Ligand–metal synergy in MOF-derived Co–Ni(TCNQ)2·2H2O for efficient HMF electrooxidation and hydrogen Co-production

Abstract

The electrocatalytic oxidation of 5-hydroxymethylfurfural (HMF) coupled with hydrogen evolution offers a sustainable approach for producing value-added chemicals and green hydrogen. Achieving both high current densities and long-term operational stability remains a significant challenge. A metal–organic framework (MOF)-structured Co–Ni(TCNQ)₂·2H₂O nanorod-array catalyst demonstrates exceptional activity and durability for HMF electrooxidation.
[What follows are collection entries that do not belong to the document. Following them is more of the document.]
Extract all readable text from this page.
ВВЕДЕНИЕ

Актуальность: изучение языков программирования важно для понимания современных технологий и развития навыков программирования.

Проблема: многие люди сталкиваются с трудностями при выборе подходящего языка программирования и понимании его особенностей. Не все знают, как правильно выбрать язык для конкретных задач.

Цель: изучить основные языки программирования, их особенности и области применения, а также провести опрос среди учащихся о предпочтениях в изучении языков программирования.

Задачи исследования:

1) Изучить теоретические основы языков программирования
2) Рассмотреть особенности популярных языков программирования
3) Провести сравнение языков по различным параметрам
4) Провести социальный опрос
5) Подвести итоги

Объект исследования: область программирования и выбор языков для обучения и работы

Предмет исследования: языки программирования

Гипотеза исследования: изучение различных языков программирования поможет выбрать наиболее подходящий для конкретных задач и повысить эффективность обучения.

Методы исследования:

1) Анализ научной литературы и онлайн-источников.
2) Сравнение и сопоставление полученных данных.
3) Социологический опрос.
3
This bimetallic framework achieves high current density up to 1000 mA cm⁻², requiring only 1.72 V in 1.0 M KOH with 200 mM HMF, which significantly outperforms Ni(TCNQ)₂·2H₂O and highlights the strong promoting effect of cobalt incorporation. Nearly complete HMF conversion and high selectivity for 2,5-furandicarboxylic acid (FDCA) are observed, along with excellent recyclability under concentrated substrate conditions. Operando and ex situ analyses indicate that cobalt doping mitigates over-oxidation and the associated irreversible structural transformation of the nickel sites stabilizes a dynamic Ni²⁺/Ni³⁺ redox cycle, and enhances charge delocalization through the TCNQ ligand. These effects collectively prevent over-oxidation and ensure sustained catalytic turnover. Density functional theory calculations confirm that cobalt strengthens HMF adsorption and facilitates FDCA desorption, thereby coupling efficient substrate activation with effective product release. This dual thermodynamic modulation explains the reduced onset potential and increased current density. Thus, Co–Ni(TCNQ)₂·2H₂O serves as a robust, selective, and scalable electrocatalyst, linking mechanistic understanding to industrial-scale biomass upgrading and simultaneous hydrogen generation.